The Real Psychology Behind Falling in Love

Romance is a strong motivator for humans. Whether it’s people who will do anything to find love or those who can’t seem to make it work, a connection is something we all want. Of course, figuring out how to find the right person can be just about impossible. Advice ranges from “play hard to get” to “be open and honest”. What’s a person to do if they just want to find The One?

Well, a good place to start would be the science of the matter. What actually happens to your body and your brain when you fall in love? Which traits have scientists found to be most appealing to a romantic partner? And which tactics are most likely to cement those happy first butterflies into a solid foundation of love?

Let’s take a deep dive into the actual psychology of falling in love to find out how you can match with that special someone.

You might think there’s no rhyme or reason to why people fall in love.


But psychology can give us some idea of what traits will help you attract a mate. Let’s take a look at some of the studies that have shown what will make people fall in love.

It is easy being green.


You might want to start recycling because a 2016 study found that people who make “eco-friendly” purchases are the ones who understand commitment. Unless of course you just want a fling, because spending the big bucks on a luxury item will make people think you’re hot.

It is confusing though…multiple factors may be at play.


In fact certain traits may only be beneficial if the person is already interested in you. For example one study in 2014 found that if a man was committed to a woman, playing hard to get made him want her more. What even??

Plus the way you feel can impact if other people want you.


AND it’s gender dependent. If you’re a woman you probably should smile more if you want to attract a mate (happiness is attractive on women), but if you’re a man you might want to look proud, at least according to a 2011 study.

Some prefer comfort, others like excitement


.But overall there are trends based on gender. Men tend to be more interested in a new face, while women rate someone familiar as more attractive.

But regardless of gender, if you make yourself a bit larger than life, you’ll do well.


So here’s a weird one: be big. No, not tall, but take up a lot of space with your posture and your gesture. The more you move your hands and arms, the more likely people are to want to see you again.

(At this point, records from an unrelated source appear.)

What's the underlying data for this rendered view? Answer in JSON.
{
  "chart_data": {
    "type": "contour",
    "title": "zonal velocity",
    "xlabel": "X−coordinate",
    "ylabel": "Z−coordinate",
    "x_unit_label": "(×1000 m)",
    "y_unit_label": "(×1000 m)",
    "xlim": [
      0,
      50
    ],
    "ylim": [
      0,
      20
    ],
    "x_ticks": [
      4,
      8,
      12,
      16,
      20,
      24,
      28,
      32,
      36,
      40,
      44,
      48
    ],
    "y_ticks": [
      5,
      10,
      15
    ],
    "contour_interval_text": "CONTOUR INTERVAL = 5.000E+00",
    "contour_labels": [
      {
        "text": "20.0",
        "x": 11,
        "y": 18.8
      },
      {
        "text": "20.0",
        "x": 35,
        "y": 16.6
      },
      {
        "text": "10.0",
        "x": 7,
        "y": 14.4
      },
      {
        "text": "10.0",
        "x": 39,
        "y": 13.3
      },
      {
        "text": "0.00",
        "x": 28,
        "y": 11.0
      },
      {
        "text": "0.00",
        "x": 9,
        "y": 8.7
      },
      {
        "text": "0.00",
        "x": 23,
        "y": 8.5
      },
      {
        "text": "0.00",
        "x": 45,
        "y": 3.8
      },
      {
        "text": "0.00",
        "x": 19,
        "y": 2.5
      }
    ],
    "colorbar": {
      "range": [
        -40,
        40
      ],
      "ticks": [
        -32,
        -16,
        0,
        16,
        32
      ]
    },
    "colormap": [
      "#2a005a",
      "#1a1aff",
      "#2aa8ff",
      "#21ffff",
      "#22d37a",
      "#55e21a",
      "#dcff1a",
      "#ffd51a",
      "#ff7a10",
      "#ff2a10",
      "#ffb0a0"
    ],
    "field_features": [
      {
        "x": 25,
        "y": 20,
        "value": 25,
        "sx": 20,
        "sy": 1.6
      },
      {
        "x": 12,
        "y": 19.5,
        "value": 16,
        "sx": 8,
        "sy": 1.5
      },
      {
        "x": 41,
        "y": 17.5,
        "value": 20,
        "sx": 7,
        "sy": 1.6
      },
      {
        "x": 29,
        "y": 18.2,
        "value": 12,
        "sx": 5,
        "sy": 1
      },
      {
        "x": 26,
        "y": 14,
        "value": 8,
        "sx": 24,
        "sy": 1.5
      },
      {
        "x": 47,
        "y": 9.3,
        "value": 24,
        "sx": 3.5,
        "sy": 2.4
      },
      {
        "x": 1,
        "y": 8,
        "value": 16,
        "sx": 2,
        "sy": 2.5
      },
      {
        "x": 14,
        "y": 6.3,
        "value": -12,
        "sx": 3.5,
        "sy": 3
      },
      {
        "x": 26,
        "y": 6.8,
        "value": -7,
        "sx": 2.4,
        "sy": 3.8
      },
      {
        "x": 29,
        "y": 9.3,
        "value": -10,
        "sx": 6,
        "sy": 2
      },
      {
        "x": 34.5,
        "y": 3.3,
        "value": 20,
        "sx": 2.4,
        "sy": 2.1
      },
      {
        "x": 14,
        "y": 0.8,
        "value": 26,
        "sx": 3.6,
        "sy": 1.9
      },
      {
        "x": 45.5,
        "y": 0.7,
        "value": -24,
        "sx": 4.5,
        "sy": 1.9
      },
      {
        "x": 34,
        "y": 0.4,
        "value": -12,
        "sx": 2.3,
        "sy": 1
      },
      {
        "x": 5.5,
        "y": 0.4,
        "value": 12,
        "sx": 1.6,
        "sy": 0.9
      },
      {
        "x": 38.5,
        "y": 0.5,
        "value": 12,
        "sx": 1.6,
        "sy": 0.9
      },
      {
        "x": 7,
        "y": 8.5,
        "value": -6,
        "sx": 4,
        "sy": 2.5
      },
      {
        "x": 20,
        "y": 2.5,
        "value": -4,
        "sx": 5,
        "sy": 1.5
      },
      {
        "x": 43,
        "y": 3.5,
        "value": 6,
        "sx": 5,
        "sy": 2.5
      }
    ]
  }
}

Even in photos on your dating profile it’s important to take an expansive posture. Or at least that’s what one 2016 study found.

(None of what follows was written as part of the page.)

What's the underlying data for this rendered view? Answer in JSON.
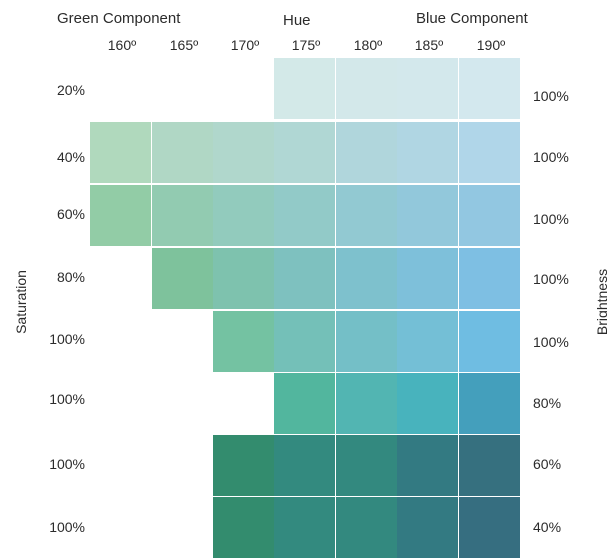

Oh, and for the love of everything have something in common with your partner!


Sure you might think that opposites attract, but one study focused on eHarmony found that partners at all stages in their relationships have better connection when they’re generally similar.

There are actually quite a lot of ways that it’s important to match with your partner.


One psychologist, Eric Berne, identified three different areas. He calls them the parent, the child, and the adult. In his work, successful couples match in all three of these areas.

The Parent


The parent of your personality is what you’ve been taught in your life. If you match well with someone else in the parent realm, you’ll have similar beliefs and values. You approach the world in the same way.

The Child

Your inner child, according to Berne, is what you feel. If you connect in the child realm you’ll have fun with your partner. You’ll be spontaneous together and have good chemistry.